The broker states that the exchange offers the most attractive investment opportunities within its coverage. It has given buy ratings to 7 out of 10 companies in this category and considers Cboe Global Markets its short-term top pick.
When market volatility intensifies, increasing trading volume and demand for hedging instruments, exchanges typically benefit, supporting revenue from derivatives, data services, and trading fees.
The bank’s outlook assumes the Federal Open Market Committee will cut rates twice in 2026, with cuts currently expected in the third and fourth quarters. It maintains a forecast of about 8,000 points for the S&P 500 by year-end but notes that most of the market’s gains may occur by year-end due to current geopolitical uncertainties.
Deutsche Bank states that online brokers remain attractive, with three companies rated as buys.
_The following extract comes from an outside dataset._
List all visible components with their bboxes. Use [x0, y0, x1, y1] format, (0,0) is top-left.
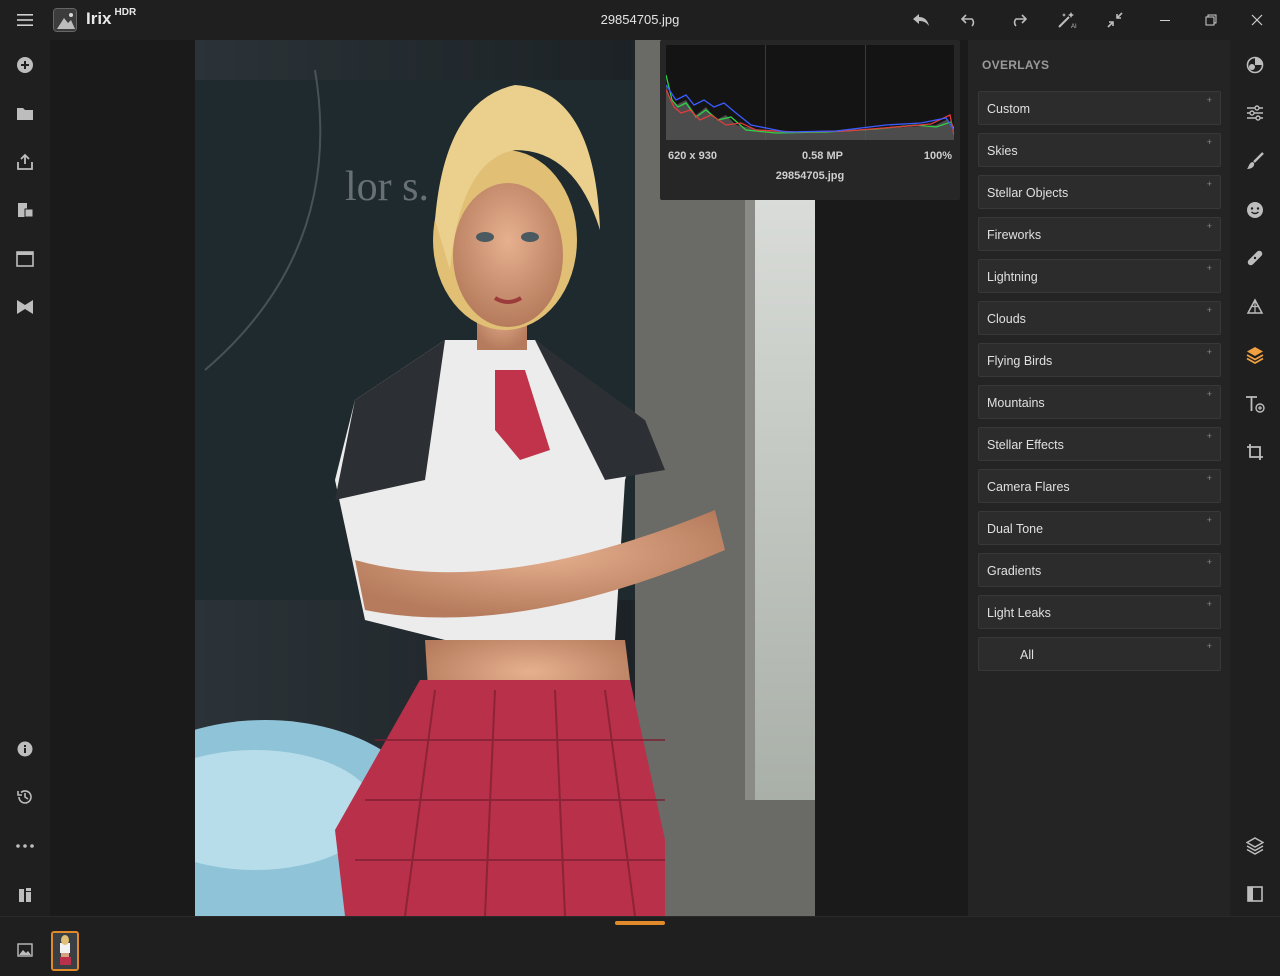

It lists Charles Schwab as its preferred value stock and Robinhood Markets as its preferred growth stock.
Traditional asset managers are ranked second on the bank’s preference list, with 3 out of 7 stocks rated as buys, and BlackRock is listed as its short-term top pick.
Alternative asset managers follow closely, with 6 out of 8 stocks rated as buys, and Blackstone Group is among the favored targets.
Deutsche Bank notes that the combination of market volatility and its macro outlook supports exchanges performing more strongly than other areas of the financial sector.